From: | Randall Hyde <rhyde@cs.ucr.edu> |
Newsgroups: | comp.compilers |
Date: | 23 Oct 2000 22:14:21 -0400 |
Organization: | Posted via Supernews, http://www.supernews.com |
References: | 00-10-061 00-10-067 00-10-093 00-10-109 00-10-130 |
Keywords: | parse |
> Bjarne Stroustrup once said on BIX (hmm .. are you *that* rhyde?) that
> one of his biggest mistakes in cfront was in allowing the other Bell
> Labs guys to convince him to use yacc and that he'd love to have the
> funds to get an intern to redo it as recursive descent. The reason
> was that recursive descent is more work upfront but you get good error
> messages almost for free, while yacc is easy to get going but the work
> required to get decent error messages was nearly unbounded.
>
> This was some years ago now.
>
> -- Bruce
Yes, same rhyde.
I still haven't figured out if writing my latest compiler project (HLA)

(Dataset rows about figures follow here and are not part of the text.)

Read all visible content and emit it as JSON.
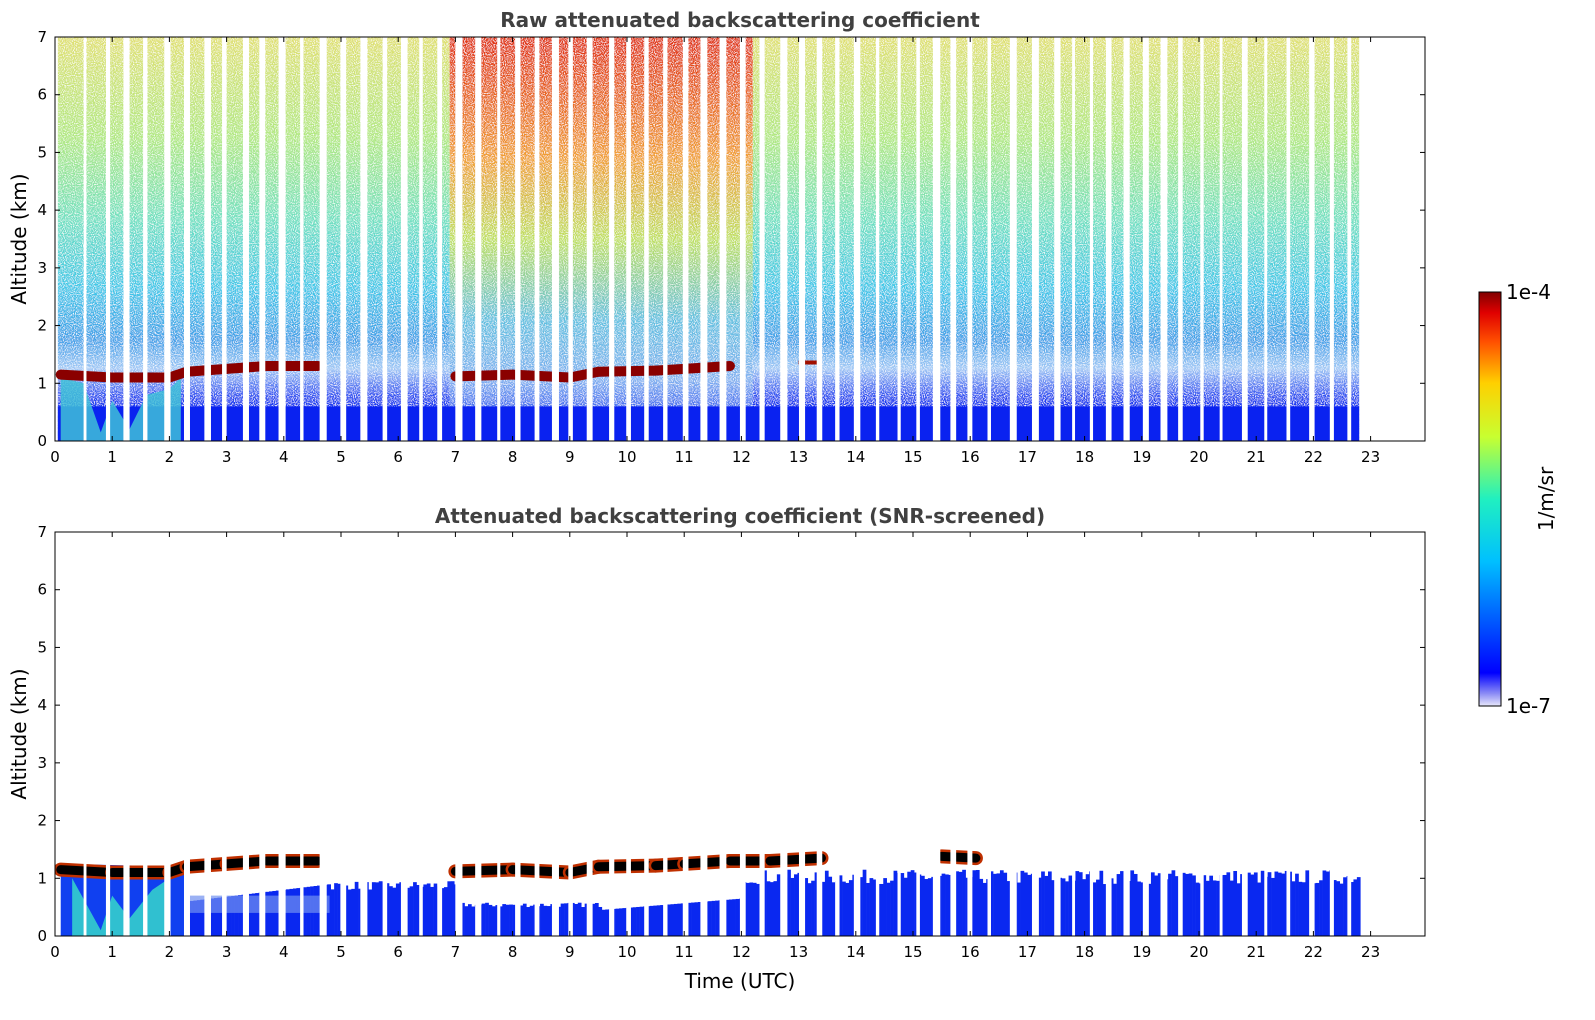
{
  "chart_data": [
    {
      "type": "heatmap",
      "title": "Raw attenuated backscattering coefficient",
      "xlabel": "",
      "ylabel": "Altitude (km)",
      "xlim": [
        0,
        24
      ],
      "ylim": [
        0,
        7
      ],
      "x_ticks": [
        "0",
        "1",
        "2",
        "3",
        "4",
        "5",
        "6",
        "7",
        "8",
        "9",
        "10",
        "11",
        "12",
        "13",
        "14",
        "15",
        "16",
        "17",
        "18",
        "19",
        "20",
        "21",
        "22",
        "23"
      ],
      "y_ticks": [
        "0",
        "1",
        "2",
        "3",
        "4",
        "5",
        "6",
        "7"
      ],
      "data_end_time": 22.8,
      "cloud_layer": [
        [
          0.1,
          1.15
        ],
        [
          1.0,
          1.1
        ],
        [
          2.0,
          1.1
        ],
        [
          2.3,
          1.2
        ],
        [
          3.0,
          1.25
        ],
        [
          3.7,
          1.3
        ],
        [
          4.6,
          1.3
        ],
        [
          7.0,
          1.12
        ],
        [
          8.0,
          1.15
        ],
        [
          9.0,
          1.1
        ],
        [
          9.5,
          1.2
        ],
        [
          10.5,
          1.22
        ],
        [
          11.0,
          1.25
        ],
        [
          11.8,
          1.3
        ]
      ],
      "noise_floor_altitude": 0.6
    },
    {
      "type": "heatmap",
      "title": "Attenuated backscattering coefficient (SNR-screened)",
      "xlabel": "Time (UTC)",
      "ylabel": "Altitude (km)",
      "xlim": [
        0,
        24
      ],
      "ylim": [
        0,
        7
      ],
      "x_ticks": [
        "0",
        "1",
        "2",
        "3",
        "4",
        "5",
        "6",
        "7",
        "8",
        "9",
        "10",
        "11",
        "12",
        "13",
        "14",
        "15",
        "16",
        "17",
        "18",
        "19",
        "20",
        "21",
        "22",
        "23"
      ],
      "y_ticks": [
        "0",
        "1",
        "2",
        "3",
        "4",
        "5",
        "6",
        "7"
      ],
      "data_end_time": 22.8,
      "cloud_layer": [
        [
          0.1,
          1.15
        ],
        [
          1.0,
          1.1
        ],
        [
          2.0,
          1.1
        ],
        [
          2.3,
          1.2
        ],
        [
          3.0,
          1.25
        ],
        [
          3.7,
          1.3
        ],
        [
          4.6,
          1.3
        ],
        [
          7.0,
          1.12
        ],
        [
          8.0,
          1.15
        ],
        [
          9.0,
          1.1
        ],
        [
          9.5,
          1.2
        ],
        [
          10.5,
          1.22
        ],
        [
          11.0,
          1.25
        ],
        [
          11.8,
          1.3
        ],
        [
          12.5,
          1.3
        ],
        [
          13.4,
          1.35
        ],
        [
          15.5,
          1.38
        ],
        [
          16.1,
          1.35
        ]
      ]
    }
  ],
  "colorbar": {
    "label": "1/m/sr",
    "max_label": "1e-4",
    "min_label": "1e-7",
    "scale": "log",
    "colormap": "jet"
  }
}
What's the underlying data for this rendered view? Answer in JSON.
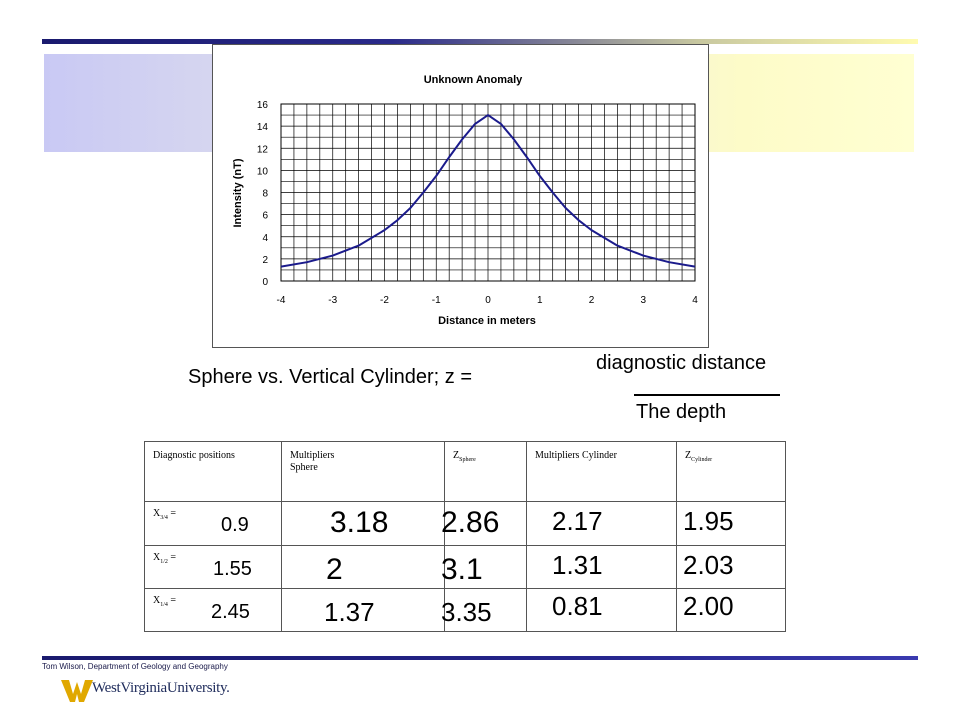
{
  "chart_data": {
    "type": "line",
    "title": "Unknown Anomaly",
    "xlabel": "Distance in meters",
    "ylabel": "Intensity (nT)",
    "xlim": [
      -4,
      4
    ],
    "ylim": [
      0,
      16
    ],
    "xticks": [
      "-4",
      "-3",
      "-2",
      "-1",
      "0",
      "1",
      "2",
      "3",
      "4"
    ],
    "yticks": [
      "0",
      "2",
      "4",
      "6",
      "8",
      "10",
      "12",
      "14",
      "16"
    ],
    "grid": true,
    "x": [
      -4,
      -3.5,
      -3,
      -2.5,
      -2,
      -1.75,
      -1.5,
      -1.25,
      -1,
      -0.75,
      -0.5,
      -0.25,
      0,
      0.25,
      0.5,
      0.75,
      1,
      1.25,
      1.5,
      1.75,
      2,
      2.5,
      3,
      3.5,
      4
    ],
    "series": [
      {
        "values": [
          1.3,
          1.7,
          2.3,
          3.2,
          4.6,
          5.5,
          6.6,
          8.0,
          9.5,
          11.2,
          12.8,
          14.2,
          15.0,
          14.2,
          12.8,
          11.2,
          9.5,
          8.0,
          6.6,
          5.5,
          4.6,
          3.2,
          2.3,
          1.7,
          1.3
        ],
        "color": "#1b1b8c"
      }
    ]
  },
  "formula": {
    "left": "Sphere vs. Vertical Cylinder;   z =",
    "numerator": "diagnostic distance",
    "denominator": "The depth"
  },
  "table": {
    "headers": {
      "col1": "Diagnostic positions",
      "col2_line1": "Multipliers",
      "col2_line2": "Sphere",
      "col3_main": "Z",
      "col3_sub": "Sphere",
      "col4": "Multipliers Cylinder",
      "col5_main": "Z",
      "col5_sub": "Cylinder"
    },
    "rows": [
      {
        "x_main": "X",
        "x_sub": "3/4",
        "x_eq": " =",
        "position": "0.9",
        "mult_sphere": "3.18",
        "z_sphere": "2.86",
        "mult_cyl": "2.17",
        "z_cyl": "1.95"
      },
      {
        "x_main": "X",
        "x_sub": "1/2",
        "x_eq": " =",
        "position": "1.55",
        "mult_sphere": "2",
        "z_sphere": "3.1",
        "mult_cyl": "1.31",
        "z_cyl": "2.03"
      },
      {
        "x_main": "X",
        "x_sub": "1/4",
        "x_eq": " =",
        "position": "2.45",
        "mult_sphere": "1.37",
        "z_sphere": "3.35",
        "mult_cyl": "0.81",
        "z_cyl": "2.00"
      }
    ]
  },
  "footer": {
    "credit": "Tom Wilson, Department of Geology and Geography",
    "logo_text": "WestVirginiaUniversity."
  },
  "colors": {
    "accent_dark": "#1a1a6e",
    "band_left": "#c9c9f4",
    "band_right": "#ffffd2",
    "logo_gold": "#e0a800"
  }
}
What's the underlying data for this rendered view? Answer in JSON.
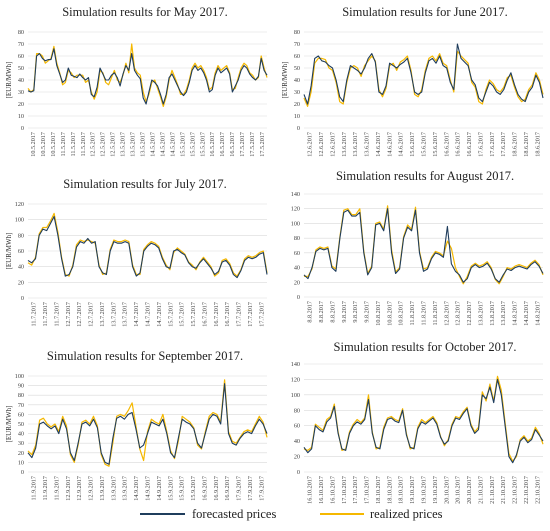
{
  "legend": {
    "forecasted_label": "forecasted prices",
    "realized_label": "realized prices"
  },
  "colors": {
    "forecasted": "#1f3d5c",
    "realized": "#f5b800"
  },
  "chart_data": [
    {
      "type": "line",
      "title": "Simulation results for May 2017.",
      "ylabel": "[EUR/MWh]",
      "ylim": [
        0,
        80
      ],
      "yticks": [
        0,
        10,
        20,
        30,
        40,
        50,
        60,
        70,
        80
      ],
      "xticks": [
        "10.5.2017",
        "10.5.2017",
        "10.5.2017",
        "11.5.2017",
        "11.5.2017",
        "11.5.2017",
        "12.5.2017",
        "12.5.2017",
        "12.5.2017",
        "13.5.2017",
        "13.5.2017",
        "13.5.2017",
        "14.5.2017",
        "14.5.2017",
        "14.5.2017",
        "15.5.2017",
        "15.5.2017",
        "15.5.2017",
        "16.5.2017",
        "16.5.2017",
        "16.5.2017",
        "17.5.2017",
        "17.5.2017",
        "17.5.2017"
      ],
      "series": [
        {
          "name": "forecasted prices",
          "values": [
            31,
            30,
            31,
            60,
            62,
            58,
            56,
            57,
            57,
            66,
            52,
            45,
            38,
            40,
            50,
            44,
            43,
            42,
            45,
            42,
            40,
            42,
            28,
            26,
            34,
            50,
            45,
            40,
            40,
            44,
            46,
            42,
            35,
            45,
            52,
            48,
            62,
            48,
            44,
            41,
            25,
            20,
            30,
            40,
            38,
            35,
            28,
            20,
            28,
            42,
            45,
            40,
            35,
            30,
            27,
            30,
            38,
            48,
            52,
            48,
            50,
            46,
            40,
            30,
            32,
            44,
            50,
            46,
            48,
            50,
            45,
            30,
            35,
            40,
            48,
            52,
            50,
            45,
            42,
            40,
            43,
            58,
            48,
            44
          ]
        },
        {
          "name": "realized prices",
          "values": [
            33,
            30,
            32,
            62,
            62,
            60,
            54,
            56,
            58,
            68,
            54,
            46,
            36,
            38,
            48,
            46,
            42,
            44,
            44,
            44,
            38,
            40,
            30,
            24,
            30,
            48,
            46,
            38,
            36,
            42,
            48,
            40,
            38,
            44,
            54,
            46,
            70,
            50,
            46,
            44,
            30,
            22,
            28,
            38,
            40,
            33,
            26,
            18,
            26,
            40,
            48,
            42,
            36,
            28,
            28,
            32,
            40,
            50,
            54,
            50,
            52,
            48,
            42,
            32,
            34,
            46,
            52,
            48,
            50,
            52,
            46,
            32,
            33,
            42,
            50,
            54,
            52,
            46,
            44,
            40,
            42,
            60,
            50,
            42
          ]
        }
      ]
    },
    {
      "type": "line",
      "title": "Simulation results for June 2017.",
      "ylabel": "[EUR/MWh]",
      "ylim": [
        0,
        80
      ],
      "yticks": [
        0,
        10,
        20,
        30,
        40,
        50,
        60,
        70,
        80
      ],
      "xticks": [
        "12.6.2017",
        "12.6.2017",
        "12.6.2017",
        "13.6.2017",
        "13.6.2017",
        "13.6.2017",
        "14.6.2017",
        "14.6.2017",
        "14.6.2017",
        "15.6.2017",
        "15.6.2017",
        "15.6.2017",
        "16.6.2017",
        "16.6.2017",
        "16.6.2017",
        "17.6.2017",
        "17.6.2017",
        "17.6.2017",
        "18.6.2017",
        "18.6.2017",
        "18.6.2017"
      ],
      "series": [
        {
          "name": "forecasted prices",
          "values": [
            28,
            20,
            35,
            58,
            60,
            56,
            55,
            52,
            50,
            40,
            26,
            22,
            40,
            52,
            50,
            48,
            45,
            50,
            58,
            62,
            55,
            30,
            28,
            35,
            54,
            52,
            50,
            53,
            55,
            58,
            46,
            30,
            28,
            30,
            46,
            56,
            58,
            54,
            60,
            52,
            50,
            38,
            32,
            70,
            58,
            55,
            52,
            40,
            36,
            25,
            22,
            30,
            38,
            35,
            30,
            28,
            32,
            40,
            46,
            36,
            28,
            24,
            22,
            30,
            34,
            44,
            38,
            25
          ]
        },
        {
          "name": "realized prices",
          "values": [
            25,
            18,
            30,
            54,
            58,
            58,
            57,
            50,
            48,
            38,
            22,
            20,
            38,
            50,
            52,
            50,
            43,
            52,
            56,
            60,
            56,
            32,
            26,
            33,
            52,
            54,
            48,
            55,
            57,
            60,
            48,
            28,
            26,
            32,
            48,
            58,
            60,
            56,
            62,
            54,
            52,
            40,
            30,
            64,
            60,
            57,
            54,
            38,
            34,
            22,
            20,
            32,
            40,
            37,
            32,
            30,
            34,
            42,
            44,
            34,
            26,
            22,
            24,
            32,
            36,
            46,
            40,
            28
          ]
        }
      ]
    },
    {
      "type": "line",
      "title": "Simulation results for July 2017.",
      "ylabel": "[EUR/MWh]",
      "ylim": [
        0,
        120
      ],
      "yticks": [
        0,
        20,
        40,
        60,
        80,
        100,
        120
      ],
      "xticks": [
        "11.7.2017",
        "11.7.2017",
        "11.7.2017",
        "12.7.2017",
        "12.7.2017",
        "12.7.2017",
        "13.7.2017",
        "13.7.2017",
        "13.7.2017",
        "14.7.2017",
        "14.7.2017",
        "14.7.2017",
        "15.7.2017",
        "15.7.2017",
        "15.7.2017",
        "16.7.2017",
        "16.7.2017",
        "16.7.2017",
        "17.7.2017",
        "17.7.2017",
        "17.7.2017"
      ],
      "series": [
        {
          "name": "forecasted prices",
          "values": [
            48,
            45,
            50,
            80,
            88,
            86,
            95,
            104,
            80,
            50,
            28,
            30,
            40,
            65,
            72,
            70,
            76,
            70,
            72,
            40,
            32,
            30,
            60,
            72,
            70,
            70,
            72,
            70,
            40,
            28,
            32,
            60,
            66,
            70,
            68,
            64,
            50,
            40,
            38,
            60,
            62,
            58,
            55,
            45,
            40,
            38,
            45,
            50,
            44,
            38,
            30,
            34,
            46,
            48,
            42,
            30,
            26,
            35,
            48,
            52,
            50,
            52,
            56,
            58,
            30
          ]
        },
        {
          "name": "realized prices",
          "values": [
            45,
            42,
            52,
            82,
            90,
            90,
            98,
            108,
            84,
            52,
            30,
            28,
            42,
            68,
            74,
            72,
            74,
            72,
            70,
            42,
            30,
            32,
            62,
            74,
            72,
            72,
            74,
            72,
            42,
            30,
            30,
            62,
            68,
            72,
            70,
            66,
            52,
            42,
            36,
            58,
            64,
            60,
            56,
            46,
            42,
            36,
            46,
            52,
            46,
            40,
            28,
            32,
            48,
            50,
            44,
            32,
            28,
            36,
            50,
            54,
            52,
            54,
            58,
            60,
            32
          ]
        }
      ]
    },
    {
      "type": "line",
      "title": "Simulation results for August 2017.",
      "ylabel": "",
      "ylim": [
        0,
        140
      ],
      "yticks": [
        0,
        20,
        40,
        60,
        80,
        100,
        120,
        140
      ],
      "xticks": [
        "8.8.2017",
        "8.8.2017",
        "8.8.2017",
        "9.8.2017",
        "9.8.2017",
        "9.8.2017",
        "10.8.2017",
        "10.8.2017",
        "10.8.2017",
        "11.8.2017",
        "11.8.2017",
        "11.8.2017",
        "12.8.2017",
        "12.8.2017",
        "12.8.2017",
        "13.8.2017",
        "13.8.2017",
        "13.8.2017",
        "14.8.2017",
        "14.8.2017",
        "14.8.2017"
      ],
      "series": [
        {
          "name": "forecasted prices",
          "values": [
            30,
            25,
            40,
            62,
            66,
            64,
            66,
            40,
            35,
            80,
            115,
            118,
            110,
            110,
            115,
            60,
            30,
            40,
            98,
            100,
            90,
            120,
            60,
            32,
            38,
            80,
            95,
            90,
            118,
            60,
            35,
            38,
            52,
            60,
            58,
            54,
            96,
            45,
            35,
            30,
            20,
            25,
            40,
            44,
            40,
            42,
            46,
            38,
            25,
            20,
            30,
            38,
            36,
            40,
            42,
            40,
            38,
            44,
            48,
            42,
            32
          ]
        },
        {
          "name": "realized prices",
          "values": [
            28,
            28,
            38,
            64,
            68,
            66,
            68,
            42,
            38,
            82,
            118,
            120,
            112,
            112,
            120,
            62,
            32,
            42,
            100,
            102,
            92,
            124,
            64,
            34,
            40,
            82,
            98,
            92,
            122,
            62,
            38,
            40,
            54,
            62,
            60,
            56,
            76,
            66,
            40,
            28,
            18,
            28,
            42,
            46,
            42,
            44,
            48,
            40,
            24,
            18,
            28,
            40,
            38,
            42,
            44,
            42,
            40,
            46,
            50,
            44,
            30
          ]
        }
      ]
    },
    {
      "type": "line",
      "title": "Simulation results for September 2017.",
      "ylabel": "[EUR/MWh]",
      "ylim": [
        0,
        100
      ],
      "yticks": [
        0,
        10,
        20,
        30,
        40,
        50,
        60,
        70,
        80,
        90,
        100
      ],
      "xticks": [
        "11.9.2017",
        "11.9.2017",
        "11.9.2017",
        "12.9.2017",
        "12.9.2017",
        "12.9.2017",
        "13.9.2017",
        "13.9.2017",
        "13.9.2017",
        "14.9.2017",
        "14.9.2017",
        "14.9.2017",
        "15.9.2017",
        "15.9.2017",
        "15.9.2017",
        "16.9.2017",
        "16.9.2017",
        "16.9.2017",
        "17.9.2017",
        "17.9.2017",
        "17.9.2017"
      ],
      "series": [
        {
          "name": "forecasted prices",
          "values": [
            20,
            15,
            25,
            50,
            52,
            48,
            45,
            48,
            40,
            55,
            45,
            20,
            12,
            30,
            50,
            52,
            48,
            55,
            46,
            20,
            10,
            8,
            35,
            56,
            58,
            55,
            60,
            62,
            45,
            25,
            28,
            40,
            52,
            50,
            48,
            55,
            40,
            20,
            15,
            35,
            55,
            52,
            50,
            45,
            30,
            25,
            40,
            55,
            60,
            58,
            50,
            92,
            40,
            30,
            28,
            35,
            40,
            42,
            40,
            48,
            55,
            50,
            40
          ]
        },
        {
          "name": "realized prices",
          "values": [
            22,
            18,
            28,
            54,
            56,
            50,
            47,
            50,
            42,
            58,
            48,
            18,
            10,
            28,
            52,
            54,
            50,
            58,
            48,
            18,
            8,
            6,
            30,
            58,
            60,
            58,
            64,
            72,
            48,
            24,
            12,
            42,
            55,
            52,
            50,
            60,
            42,
            22,
            14,
            32,
            58,
            55,
            52,
            46,
            28,
            24,
            42,
            58,
            62,
            60,
            52,
            96,
            42,
            32,
            30,
            36,
            42,
            44,
            42,
            50,
            58,
            52,
            36
          ]
        }
      ]
    },
    {
      "type": "line",
      "title": "Simulation results for October 2017.",
      "ylabel": "",
      "ylim": [
        0,
        140
      ],
      "yticks": [
        0,
        20,
        40,
        60,
        80,
        100,
        120,
        140
      ],
      "xticks": [
        "16.10.2017",
        "16.10.2017",
        "16.10.2017",
        "17.10.2017",
        "17.10.2017",
        "17.10.2017",
        "18.10.2017",
        "18.10.2017",
        "18.10.2017",
        "19.10.2017",
        "19.10.2017",
        "19.10.2017",
        "20.10.2017",
        "20.10.2017",
        "20.10.2017",
        "21.10.2017",
        "21.10.2017",
        "21.10.2017",
        "22.10.2017",
        "22.10.2017",
        "22.10.2017"
      ],
      "series": [
        {
          "name": "forecasted prices",
          "values": [
            32,
            25,
            30,
            60,
            55,
            52,
            65,
            70,
            85,
            50,
            30,
            28,
            50,
            60,
            65,
            62,
            68,
            94,
            50,
            32,
            30,
            55,
            68,
            70,
            66,
            64,
            80,
            48,
            32,
            30,
            56,
            65,
            62,
            66,
            70,
            62,
            45,
            36,
            40,
            60,
            70,
            68,
            76,
            82,
            60,
            50,
            55,
            100,
            95,
            110,
            90,
            120,
            100,
            60,
            20,
            12,
            22,
            40,
            45,
            38,
            42,
            55,
            48,
            40
          ]
        },
        {
          "name": "realized prices",
          "values": [
            30,
            28,
            32,
            62,
            58,
            54,
            68,
            72,
            88,
            52,
            28,
            30,
            52,
            62,
            68,
            64,
            70,
            100,
            52,
            30,
            32,
            58,
            70,
            72,
            68,
            66,
            82,
            50,
            30,
            32,
            58,
            68,
            64,
            68,
            72,
            64,
            46,
            34,
            42,
            62,
            72,
            70,
            78,
            84,
            62,
            52,
            58,
            104,
            92,
            114,
            92,
            124,
            106,
            64,
            24,
            14,
            20,
            42,
            47,
            40,
            44,
            58,
            50,
            36
          ]
        }
      ]
    }
  ]
}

with Flex/Bison rather than writing it as a recursive descent compiler
was a mistake.
On one hand, it was a prototype of the language and using FLEX/Bison
has, arguably, made it easier to make changes to the code.
OTOH, Flex/Bison was an inappropriate choice for HLA; my bison file
is over 100,000 lines long (HLA really wants an LALR(k) parser generator,
not an LALR(1) parser generator; the size of the bison file is largely
the result of flattening the grammar). Also, since I wrote HLA as a system
for teaching assembly language, Flex/Bison's famous problem with handling
errors has been a real problem. Too bad I had to write nearly 150,000 lines
of code (including FLEX and C code) to discover the same thing that
Bjarne did so many years ago.
I have been really tempted to learn ANTLR. It seems like it would be
the right tool for writing HLA v2.0. However, having gotten burned on
HLA v1.0, I'm real concerned about investing the time to learn another
compiler tool plus three years writing the compiler only to discover
that I should have stuck with C/C++ and a recursive descent approach.